Tribunal Administratif de Limoges — Décision N° TA87-2300400

mardi 18 février 2025

JuridictionTribunal Administratif de Limoges
SectionTribunal Administratif de Limoges
N° DossierTA87-2300400
TypeDécision
RecoursExcès de pouvoir
PublicationC
Formation2ème chambre

Texte intégral

Vu la procédure suivante :

Par une requête enregistrée le 16 mars 2023, M. F A demande au tribunal d'annuler l'arrêté du 13 janvier 2023 par lequel le préfet de l'Indre a refusé de prononcer la mainlevée de son inscription au fichier national des interdits d'acquisition et de détentions d'armes et lui a fait interdiction d'acquérir ou de détenir des armes ou munitions des catégories B, C et D.

Il soutient que :

- il ne représente plus un danger, ni pour lui-même, ni pour autrui et que son inscription au fichier national des interdits d'acquisition et de détentions d'armes est disproportionnée ;

- la condamnation dont il a fait l'objet était assortie d'une peine complémentaire d'interdiction de détenir une arme pour une durée d'un an.

Par un mémoire en défense, enregistré le 29 novembre 2023, le préfet de l'Indre conclut au rejet de la requête.

Il fait valoir que :

- une condamnation pour des faits de destruction du bien d'autrui par un moyen dangereux pour les personnes figure au bulletin numéro 2 du casier judiciaire de M. A de sorte qu'il est interdit d'acquisition et de détention d'armes, de munitions et de leurs éléments des catégories A, B et C en application des dispositions de l'article L. 312-3. Ainsi il était en situation de compétence liée pour refuser de prononcer la mainlevée de son inscription au fichier national des interdits d'acquisition et de détentions d'armes ;

- le certificat médical produit par M. A est insuffisant pour établir qu'il n'est plus dangereux ni pour lui ni pour autrui.

Vu les autres pièces du dossier.

Vu :

- le code de la sécurité intérieure ;

- le code de la santé publique ;

- le code de justice administrative.

Les parties ont été régulièrement averties du jour de l'audience.

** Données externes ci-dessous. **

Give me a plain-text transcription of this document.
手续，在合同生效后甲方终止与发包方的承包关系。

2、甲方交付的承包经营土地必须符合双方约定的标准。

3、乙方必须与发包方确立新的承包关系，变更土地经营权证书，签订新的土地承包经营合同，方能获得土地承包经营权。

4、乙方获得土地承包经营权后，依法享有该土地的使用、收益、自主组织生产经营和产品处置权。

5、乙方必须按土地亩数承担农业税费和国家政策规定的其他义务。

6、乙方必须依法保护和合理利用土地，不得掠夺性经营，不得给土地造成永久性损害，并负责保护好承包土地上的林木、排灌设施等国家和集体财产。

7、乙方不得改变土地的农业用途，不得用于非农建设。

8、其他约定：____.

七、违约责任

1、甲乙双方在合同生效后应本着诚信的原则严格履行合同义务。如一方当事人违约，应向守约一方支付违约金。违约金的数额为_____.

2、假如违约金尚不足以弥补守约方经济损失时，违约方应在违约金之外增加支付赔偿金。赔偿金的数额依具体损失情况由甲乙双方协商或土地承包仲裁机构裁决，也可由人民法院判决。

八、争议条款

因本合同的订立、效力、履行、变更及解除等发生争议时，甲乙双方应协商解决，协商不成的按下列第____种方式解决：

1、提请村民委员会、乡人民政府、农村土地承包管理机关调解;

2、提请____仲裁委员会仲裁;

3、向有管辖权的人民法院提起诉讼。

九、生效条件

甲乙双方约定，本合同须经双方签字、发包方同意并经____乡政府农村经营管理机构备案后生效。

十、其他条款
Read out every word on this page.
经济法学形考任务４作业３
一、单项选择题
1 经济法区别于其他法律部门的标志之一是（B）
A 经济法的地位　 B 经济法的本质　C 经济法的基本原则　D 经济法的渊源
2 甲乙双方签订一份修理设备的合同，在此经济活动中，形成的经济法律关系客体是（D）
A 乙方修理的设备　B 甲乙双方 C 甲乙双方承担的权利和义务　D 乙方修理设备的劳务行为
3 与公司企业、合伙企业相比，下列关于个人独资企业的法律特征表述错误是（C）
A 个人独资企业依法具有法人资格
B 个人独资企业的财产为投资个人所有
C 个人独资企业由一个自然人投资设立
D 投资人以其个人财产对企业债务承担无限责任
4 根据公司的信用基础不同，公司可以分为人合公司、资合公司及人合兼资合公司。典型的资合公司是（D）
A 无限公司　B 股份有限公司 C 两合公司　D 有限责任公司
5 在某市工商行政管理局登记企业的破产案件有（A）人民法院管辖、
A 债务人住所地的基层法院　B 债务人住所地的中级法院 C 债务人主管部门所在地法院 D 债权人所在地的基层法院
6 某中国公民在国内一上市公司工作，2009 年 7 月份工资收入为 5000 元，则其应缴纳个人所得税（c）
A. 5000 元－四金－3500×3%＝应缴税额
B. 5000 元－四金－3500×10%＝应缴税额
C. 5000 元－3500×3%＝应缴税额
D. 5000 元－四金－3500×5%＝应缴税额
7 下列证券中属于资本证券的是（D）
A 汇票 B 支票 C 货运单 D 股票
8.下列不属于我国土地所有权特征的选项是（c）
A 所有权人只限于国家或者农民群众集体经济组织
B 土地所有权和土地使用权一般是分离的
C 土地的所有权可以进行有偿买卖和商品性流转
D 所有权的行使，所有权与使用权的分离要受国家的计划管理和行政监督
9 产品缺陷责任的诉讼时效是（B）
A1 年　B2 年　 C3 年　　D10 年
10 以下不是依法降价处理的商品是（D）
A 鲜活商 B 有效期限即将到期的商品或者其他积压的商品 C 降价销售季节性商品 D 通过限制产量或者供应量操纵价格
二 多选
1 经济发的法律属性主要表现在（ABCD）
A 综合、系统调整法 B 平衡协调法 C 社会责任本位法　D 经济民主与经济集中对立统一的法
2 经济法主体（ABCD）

Ont été entendus, au cours de l'audience publique :

- le rapport de M. Gazeyeff

- et les conclusions de M. Houssais, rapporteur public

Considérant ce qui suit :

1. M. A demande l'annulation de l'arrêté en date du 13 janvier 2023 par lequel le préfet de l'Indre a maintenu son inscription au fichier national des interdits d'acquisition et de détentions d'armes et lui a fait interdiction d'acquérir ou de détenir des armes ou munitions des catégories B, C et D.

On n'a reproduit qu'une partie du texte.